A significant number of carers could be passing up an additional £240 a year in state pension, as thousands fail to claim under the government’s new Carer’s Credit scheme.
An estimated 140,000 carers in the UK are not currently claiming Carer’s Credit, a new government initiative designed to build up their state pension entitlement – and according to insurer Royal London, this could amount to a £4,700 loss in state pension over the course of a typical twenty-year retirement.
Which? takes a look at how many people missing out on the credit and who is eligible to apply.
What are National Insurance credits?
National Insurance credits allow you to fill gaps on your National Insurance record when you’re not working and unable to make National Insurance contributions.
Following changes in 2016, you need to build 35 years worth of National Insurance contributions to qualify for the full state pension and 10 years to qualify for any payment at all.
- Find out more: what is national insurance?
What is Carer’s Credit?
The Carer’s Credit was introduced by the government in 2010 to help carers fill gaps on their National Insurance record.
The system was designed to help people who spend between 20-35 hours a week caring for another person. While this group’s ability to work is restricted by their caring obligations, they do not meet the 35 hours of caring per week needed to qualify for carer’s allowance, which would automatically trigger National Insurance credits.
When launching the scheme, the government predicted that it would help 160,000 extra carers a year (110,000 women and 50,000 men). But many people are failing to claim.
Figures requested by Royal London under the Freedom of Information Act reveal that only 3,524 people made a successful claim in the 2016/17 tax year. And up until 21st December 2017, only 2,709 carers made a successful claim for the 2017/18 tax year.
A spokesperson from the DWP stated that the number of applications for Carer’s Credit has consistently increased year-on-year since 2010. As of October last year, 13,700 carers were in receipt of the credit.
This figure still represents a significant shortfall in the number of people who could benefit from the scheme.
- Find out more: how does National Insurance affect my state pension
Who is eligible for the Carer’s Credit?
To qualify for carer’s credit, you must be between 16 and state pension age and provide at least 20 hours of care per week for a disabled person who is receiving:-
- Disability Living Allowance care component at the middle or highest rate
- Attendance Allowance
- Constant Attendance Allowance
- Personal Independence Payment – daily living component at the standard enhance rate or
- Armed Forces Independent payment.
If the person being cared for does not get one of the benefits listed above, your application must be signed by a health or social care professional (such as a GP), who can confirm the details on the application.
Do I still qualify if I take a break from caring?
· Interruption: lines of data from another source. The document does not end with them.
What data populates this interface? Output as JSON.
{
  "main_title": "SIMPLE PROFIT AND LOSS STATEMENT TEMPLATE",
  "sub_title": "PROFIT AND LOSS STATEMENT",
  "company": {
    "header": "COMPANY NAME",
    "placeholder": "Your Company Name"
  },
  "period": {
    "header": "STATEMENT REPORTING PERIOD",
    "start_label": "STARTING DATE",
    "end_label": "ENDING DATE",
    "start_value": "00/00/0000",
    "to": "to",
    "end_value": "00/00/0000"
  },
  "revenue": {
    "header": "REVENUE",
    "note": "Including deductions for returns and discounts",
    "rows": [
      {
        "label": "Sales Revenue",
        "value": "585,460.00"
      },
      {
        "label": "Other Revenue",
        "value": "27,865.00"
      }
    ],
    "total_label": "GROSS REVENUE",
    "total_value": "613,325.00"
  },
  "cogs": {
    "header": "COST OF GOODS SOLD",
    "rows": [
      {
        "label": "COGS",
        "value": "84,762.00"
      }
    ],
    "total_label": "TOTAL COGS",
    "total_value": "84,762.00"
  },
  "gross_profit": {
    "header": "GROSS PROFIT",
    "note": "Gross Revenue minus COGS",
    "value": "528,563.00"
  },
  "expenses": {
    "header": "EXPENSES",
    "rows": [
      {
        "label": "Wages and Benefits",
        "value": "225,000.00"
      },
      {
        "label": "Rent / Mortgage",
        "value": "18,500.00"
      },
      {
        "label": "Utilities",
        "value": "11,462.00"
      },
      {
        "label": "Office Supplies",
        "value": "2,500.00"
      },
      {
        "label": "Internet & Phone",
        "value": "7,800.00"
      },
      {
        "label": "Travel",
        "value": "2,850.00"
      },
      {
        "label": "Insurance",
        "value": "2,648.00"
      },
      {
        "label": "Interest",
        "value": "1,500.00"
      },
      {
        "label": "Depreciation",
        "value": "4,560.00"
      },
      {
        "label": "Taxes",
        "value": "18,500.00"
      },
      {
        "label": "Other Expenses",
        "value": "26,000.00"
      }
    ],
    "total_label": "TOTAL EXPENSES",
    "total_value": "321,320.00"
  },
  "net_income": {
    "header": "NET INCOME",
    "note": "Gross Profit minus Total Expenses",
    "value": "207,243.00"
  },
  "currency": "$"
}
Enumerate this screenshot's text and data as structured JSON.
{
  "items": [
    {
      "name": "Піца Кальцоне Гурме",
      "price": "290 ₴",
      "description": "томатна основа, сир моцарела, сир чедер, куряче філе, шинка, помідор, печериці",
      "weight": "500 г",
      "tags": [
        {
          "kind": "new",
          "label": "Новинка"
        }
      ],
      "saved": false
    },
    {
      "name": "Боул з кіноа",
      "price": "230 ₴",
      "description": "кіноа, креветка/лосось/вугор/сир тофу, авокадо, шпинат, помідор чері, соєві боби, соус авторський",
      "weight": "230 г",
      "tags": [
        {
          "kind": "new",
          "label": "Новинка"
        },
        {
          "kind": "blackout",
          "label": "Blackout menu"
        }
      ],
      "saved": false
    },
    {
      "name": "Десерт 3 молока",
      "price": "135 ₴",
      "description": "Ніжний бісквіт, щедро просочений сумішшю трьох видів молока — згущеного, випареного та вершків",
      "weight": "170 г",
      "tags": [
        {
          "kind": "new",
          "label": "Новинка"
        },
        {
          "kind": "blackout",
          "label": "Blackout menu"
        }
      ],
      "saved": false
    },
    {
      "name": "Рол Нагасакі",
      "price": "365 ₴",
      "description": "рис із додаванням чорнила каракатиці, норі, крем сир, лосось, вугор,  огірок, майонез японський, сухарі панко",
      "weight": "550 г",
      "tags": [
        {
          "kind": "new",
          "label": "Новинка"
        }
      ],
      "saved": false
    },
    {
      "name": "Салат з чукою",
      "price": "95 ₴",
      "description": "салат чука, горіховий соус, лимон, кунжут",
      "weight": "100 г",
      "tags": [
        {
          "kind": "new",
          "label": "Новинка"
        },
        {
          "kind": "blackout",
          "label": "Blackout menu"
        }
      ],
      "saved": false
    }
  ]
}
It is still possible to get carer’s credit if you have breaks from caring for up to 12 weeks in a row.
This could be for a variety of reasons including:-
- Taking a short holiday
- Someone you care for goes into hospital
- You go into hospital
You should inform the Carer’s Allowance Unit if you take a break of more than 12 consecutive weeks. They can be contacted via phone on 0800 731 0297.
- Find out more: National insurance and benefits
How do I claim Carer’s Credit?
To apply for Carer’s Credit, you will need to complete the Carer’s Credit form on GOV.UK.
The form includes a carer’s certificate which must be signed by a health and social care professional.
If you need a printed version of the application form or a different format (such as braille), contact the Carer’s Allowance Unit.